French visual artist (born 1984)

Noémie Goudal (born 7 July 1984) is a French visual artist who lives and works in Paris, France. Her practice centres on the construction of ambitious, illusionistic interventions within the landscape, captured through film, photography, sculpture, and performance.

Goudal has shown her work at a number of international institutions such as the Tate Modern, London, UK; the Venice Theatre Biennale in Italy; the Centre Pompidou in Paris, the Collection Lambert in Avignon, and Arles Festival, France among others. She has also been exhibited in international group exhibitions at the Nasher Museum, Durham, NC, USA; Sharjah Biennial 16, Sharjah City, United Arab Emirates; Frac Nouvelle-Aquitaine La MÉCA, Bordeaux, France; National Museum of Women in the Arts, Washington, USA; Melbourne Photo Biennale, Melbourne, Australia; Whitechapel Gallery, London, UK; Lisbon Architecture Triennale, National Museum of Contemporary Art, Lisbon, Portugal; Horniman Museum, London, UK; and many others.

Goudal’s work is held in public collections including Centre Pompidou, Paris, France; Fotomuseum Winterthur, Switzerland; Photo Elysée, Lausanne, Switzerland; High Museum of Art, Atlanta, USA; Kadist, Paris, France; Norton Museum of Art, West Palm Beach, USA; Kiran Nadar Museum of Art, New Delhi, India; Moderna Museet, Stockholm, Sweden; Victoria & Albert Museum, London, UK and The New Art Gallery Walsall, Walsall, UK.

She is represented by Edel Assanti.

==Early life & education==
Goudal moved to London, UK when she was 19 and studied at Central Saint Martins where she graduated in Graphic Design. She then went on to pursue a Master's Degree in Photography at the Royal College of Art, graduating in 2010. Shortly before the end-of-year exhibition, she met Charlie Fellows and Jeremy Epstein of Edel Assanti, and exhibited Post Atlantica – the gallery's inaugural show at its new space in a renovated Grade II listed building on Little Titchfield Street in London's Fitzrovia in 2022.

==Career==
Goudal’s work pushes the boundaries of photography, expanding it into the realms of immersive installation and performance. Underpinned by rigorous research, her projects explore the intersection of ecology and anthropology, challenging theoretical conceptions of the natural world.

Using optical illusion techniques such as anamorphosis and trompe-l’œil, Goudal creates meticulously constructed sets from paper, mirrors, and wood. A deliberate imperfection is always present in his work; elements like visible bulldog clips and poles subtly signify the instability inherent in humans’ relationship with the natural world. By merging real and imagined geographies into a mysterious coexistence, Goudal challenges the limits of perception and understanding.

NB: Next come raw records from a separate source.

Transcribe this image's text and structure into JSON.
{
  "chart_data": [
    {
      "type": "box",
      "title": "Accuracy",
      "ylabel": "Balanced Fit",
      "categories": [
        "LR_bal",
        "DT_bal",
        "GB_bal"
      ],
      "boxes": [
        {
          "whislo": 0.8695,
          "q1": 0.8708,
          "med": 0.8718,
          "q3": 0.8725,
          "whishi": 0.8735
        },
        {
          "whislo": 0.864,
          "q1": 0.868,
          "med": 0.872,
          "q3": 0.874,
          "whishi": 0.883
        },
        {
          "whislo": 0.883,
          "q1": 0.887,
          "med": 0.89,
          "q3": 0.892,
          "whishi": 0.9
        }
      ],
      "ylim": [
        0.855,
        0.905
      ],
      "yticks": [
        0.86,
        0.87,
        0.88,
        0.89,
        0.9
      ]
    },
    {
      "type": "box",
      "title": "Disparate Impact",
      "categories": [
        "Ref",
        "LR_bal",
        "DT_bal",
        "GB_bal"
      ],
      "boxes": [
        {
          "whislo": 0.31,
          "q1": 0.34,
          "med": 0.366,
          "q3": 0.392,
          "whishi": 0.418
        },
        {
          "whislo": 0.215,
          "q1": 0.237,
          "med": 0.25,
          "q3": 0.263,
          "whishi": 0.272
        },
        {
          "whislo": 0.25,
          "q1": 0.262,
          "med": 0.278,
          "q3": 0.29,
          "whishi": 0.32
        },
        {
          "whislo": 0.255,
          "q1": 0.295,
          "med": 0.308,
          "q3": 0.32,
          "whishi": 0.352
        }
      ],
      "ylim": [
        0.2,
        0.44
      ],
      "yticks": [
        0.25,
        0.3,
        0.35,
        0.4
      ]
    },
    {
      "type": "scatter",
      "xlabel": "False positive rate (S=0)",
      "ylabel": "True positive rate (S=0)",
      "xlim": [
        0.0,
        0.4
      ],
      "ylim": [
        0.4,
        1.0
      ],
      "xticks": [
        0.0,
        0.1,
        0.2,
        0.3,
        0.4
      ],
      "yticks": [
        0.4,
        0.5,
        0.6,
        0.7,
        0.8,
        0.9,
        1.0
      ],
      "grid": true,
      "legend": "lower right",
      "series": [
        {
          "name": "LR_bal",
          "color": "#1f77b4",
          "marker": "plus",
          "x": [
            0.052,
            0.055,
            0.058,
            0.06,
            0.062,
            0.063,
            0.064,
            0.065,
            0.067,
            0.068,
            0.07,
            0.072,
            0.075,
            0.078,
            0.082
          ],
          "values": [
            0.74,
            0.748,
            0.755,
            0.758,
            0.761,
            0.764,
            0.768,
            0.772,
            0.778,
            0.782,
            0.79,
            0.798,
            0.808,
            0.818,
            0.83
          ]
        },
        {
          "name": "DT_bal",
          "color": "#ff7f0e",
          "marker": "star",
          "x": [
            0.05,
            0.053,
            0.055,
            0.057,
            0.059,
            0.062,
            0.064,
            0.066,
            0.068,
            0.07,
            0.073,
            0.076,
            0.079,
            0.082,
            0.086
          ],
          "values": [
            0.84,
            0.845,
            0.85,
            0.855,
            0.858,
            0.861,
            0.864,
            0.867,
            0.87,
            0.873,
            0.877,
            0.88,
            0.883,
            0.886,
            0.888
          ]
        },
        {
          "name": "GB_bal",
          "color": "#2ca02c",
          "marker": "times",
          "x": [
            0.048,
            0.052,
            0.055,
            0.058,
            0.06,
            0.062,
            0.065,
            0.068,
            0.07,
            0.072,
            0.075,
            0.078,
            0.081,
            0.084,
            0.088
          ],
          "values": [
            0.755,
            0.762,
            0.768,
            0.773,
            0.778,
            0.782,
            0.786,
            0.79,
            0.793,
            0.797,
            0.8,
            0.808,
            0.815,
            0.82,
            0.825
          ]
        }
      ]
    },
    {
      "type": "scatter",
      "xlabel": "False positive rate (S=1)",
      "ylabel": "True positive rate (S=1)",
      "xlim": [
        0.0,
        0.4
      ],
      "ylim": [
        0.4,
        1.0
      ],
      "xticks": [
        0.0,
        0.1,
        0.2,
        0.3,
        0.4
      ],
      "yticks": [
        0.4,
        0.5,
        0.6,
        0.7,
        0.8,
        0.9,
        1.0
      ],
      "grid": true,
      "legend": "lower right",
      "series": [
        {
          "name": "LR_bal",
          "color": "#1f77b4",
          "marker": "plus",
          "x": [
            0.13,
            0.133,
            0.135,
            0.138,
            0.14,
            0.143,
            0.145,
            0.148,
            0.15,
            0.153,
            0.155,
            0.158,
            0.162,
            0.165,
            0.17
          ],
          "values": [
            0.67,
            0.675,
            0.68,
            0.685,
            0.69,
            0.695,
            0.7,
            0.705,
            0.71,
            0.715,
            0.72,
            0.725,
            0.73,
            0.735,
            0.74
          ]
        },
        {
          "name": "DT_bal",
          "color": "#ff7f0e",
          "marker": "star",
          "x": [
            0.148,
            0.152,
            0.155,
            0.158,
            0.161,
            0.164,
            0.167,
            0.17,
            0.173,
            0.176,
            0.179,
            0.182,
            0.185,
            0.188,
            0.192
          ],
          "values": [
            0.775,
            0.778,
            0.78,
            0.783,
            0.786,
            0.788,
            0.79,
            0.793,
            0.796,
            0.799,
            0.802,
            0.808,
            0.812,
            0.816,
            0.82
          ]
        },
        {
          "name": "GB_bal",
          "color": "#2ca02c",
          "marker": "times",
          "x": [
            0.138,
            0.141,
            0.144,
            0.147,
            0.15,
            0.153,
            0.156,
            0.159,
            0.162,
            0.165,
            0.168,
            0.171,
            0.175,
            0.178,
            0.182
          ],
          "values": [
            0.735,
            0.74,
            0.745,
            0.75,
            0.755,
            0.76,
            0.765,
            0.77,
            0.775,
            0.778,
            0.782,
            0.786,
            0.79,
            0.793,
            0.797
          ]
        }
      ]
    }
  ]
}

In her recent work, Goudal engages in an artistic dialogue with the field of paleoclimatology, examining climate and geology through the lens of "deep time" to better understand the planet’s long-term evolution. By drawing an intellectual bridge between our lived experience of "real time" and the vast temporal scale of deep time – measured in millions of years – her work reveals the Earth’s current geographies as fleeting moments within an ongoing cycle of transformation.

=== 2024 Prix Marcel Duchamp ===
In 2024 Goudal was nominated for the Prix Marcel Duchamp, awarded annually to an artist who is either French or living in the country. The Prix Marcel Duchamp is the most prestigious contemporary art prize in France. Goudal’s presentation at the Centre Pompidou was on display between October 2024 and January 2025, and featured new video works created specially for the exhibition.